This book by Walter Coffey is a chronological history of the Civil War. Each chapter is devoted to one month, beginning with January 1861 and ending with May 1865. The chapters are not broken down by dates but rather by topical paragraphs regarding the most significant events during each month.
Battles and campaigns are covered, of course, but so are political events, economic developments, legislative and executive actions, and issues arising on the home fronts. These entries are succinct and are intended to convey basic information to readers with a casual interest in the war and all of its facets.
Given the book’s apparent audience, there are some concerns. While the author has capably chosen a comprehensive cross-section of important events and developments, “the devil is in the details.”
There are numerous errors. For example, the Confederate forces that captured Harpers Ferry in September 1862 were commanded by Stonewall Jackson, not A.P. Hill; the primary problem caused by Union Maj. General Dan Sickles’ tactical decision at Gettysburg on July 2, 1863, was that it isolated his corps from its supports, rather than isolating the Round Tops;
James Longstreet commanded the Army of Northern Virginia’s First Corps, not its Third Corps, at the Battle of the Wilderness; and the long-held legend that 7,000 Union soldiers became casualties in half an hour during the June 3, 1864, assault at Cold Harbor was debunked some years ago by historian Gordon Rhea.
The author’s introduction regarding the causes of the war also raises questions. Asserting that the “true cause” was not slavery but, instead, “money and politics,” the author focuses on U.S. tariffs and their disproportionate effect on the South.
This approach appears to be straight from dubious theories advanced by economist Thomas J. DiLorenzo. Those theories turn more on opinion and modern political philosophy than they do on historical evidence.
That evidence includes the texts of the seceding states’ secession resolutions. It also includes the writings and speeches of the secession commissioners from the lower South during the winter of 1860-61.
Reading the resolutions and the commissioners’ arguments for disunion to their recalcitrant brethren farther north leaves little doubt that discontent with tariffs and the philosophy of state’s rights took second chair as a basis for secession to fears about Northern intentions towards the South’s “peculiar institution.”

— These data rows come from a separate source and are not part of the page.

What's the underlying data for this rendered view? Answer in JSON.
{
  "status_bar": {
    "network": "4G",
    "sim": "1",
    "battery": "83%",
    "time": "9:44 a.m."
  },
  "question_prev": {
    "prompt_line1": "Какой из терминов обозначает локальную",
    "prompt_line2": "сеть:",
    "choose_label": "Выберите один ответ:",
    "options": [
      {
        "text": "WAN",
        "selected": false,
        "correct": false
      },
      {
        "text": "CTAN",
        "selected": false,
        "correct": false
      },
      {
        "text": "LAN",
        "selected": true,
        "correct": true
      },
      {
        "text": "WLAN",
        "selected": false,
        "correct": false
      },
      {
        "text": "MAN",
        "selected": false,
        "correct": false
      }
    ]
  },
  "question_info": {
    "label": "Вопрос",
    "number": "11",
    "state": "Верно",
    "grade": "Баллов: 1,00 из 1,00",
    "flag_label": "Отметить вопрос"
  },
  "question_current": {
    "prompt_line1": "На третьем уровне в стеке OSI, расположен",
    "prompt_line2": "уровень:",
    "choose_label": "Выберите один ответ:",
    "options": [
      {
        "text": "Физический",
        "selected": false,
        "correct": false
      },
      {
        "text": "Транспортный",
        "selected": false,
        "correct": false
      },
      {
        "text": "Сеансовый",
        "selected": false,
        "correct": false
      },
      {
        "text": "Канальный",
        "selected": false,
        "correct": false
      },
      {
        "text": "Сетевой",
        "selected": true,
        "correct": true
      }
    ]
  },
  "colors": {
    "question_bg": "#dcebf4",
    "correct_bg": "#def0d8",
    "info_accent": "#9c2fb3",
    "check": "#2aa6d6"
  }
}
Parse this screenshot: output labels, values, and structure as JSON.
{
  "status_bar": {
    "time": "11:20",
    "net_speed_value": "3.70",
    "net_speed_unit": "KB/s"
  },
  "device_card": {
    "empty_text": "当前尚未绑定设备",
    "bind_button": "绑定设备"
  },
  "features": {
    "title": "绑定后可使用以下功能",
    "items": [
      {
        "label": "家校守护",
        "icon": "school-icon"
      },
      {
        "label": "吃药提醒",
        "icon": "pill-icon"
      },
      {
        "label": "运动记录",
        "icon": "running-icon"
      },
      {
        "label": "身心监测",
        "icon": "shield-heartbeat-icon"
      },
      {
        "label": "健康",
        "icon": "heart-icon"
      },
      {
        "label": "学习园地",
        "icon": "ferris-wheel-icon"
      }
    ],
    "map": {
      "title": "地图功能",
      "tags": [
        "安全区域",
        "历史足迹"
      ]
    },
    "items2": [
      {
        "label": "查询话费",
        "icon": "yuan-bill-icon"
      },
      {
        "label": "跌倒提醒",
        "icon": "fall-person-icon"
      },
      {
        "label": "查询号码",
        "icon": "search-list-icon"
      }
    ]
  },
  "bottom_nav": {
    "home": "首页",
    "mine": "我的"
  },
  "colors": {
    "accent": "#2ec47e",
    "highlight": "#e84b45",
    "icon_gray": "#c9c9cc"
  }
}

There is no bibliography. Instead the author supplies a list of “recommended reading.” That list contains a random sampling of secondary sources, some popular published primary sources, and a few idiosyncratic books such as two uniformly criticized volumes by DiLorenzo on Abraham Lincoln.
Readers with a thorough grounding can apply their trained eyes to errors of detail and analysis. As noted, however, they do not appear to be the targeted audience. Civil War buffs and serious students are far better served by the “gold standard” for this type of work, which remains E.B. Long’s 1971 The Civil War Day by Day.
Coffey’s book is acceptable for the casual reader who comes to it with some basic background knowledge, especially since it introduces that reader to significant non-military events with which he or she likely is not familiar.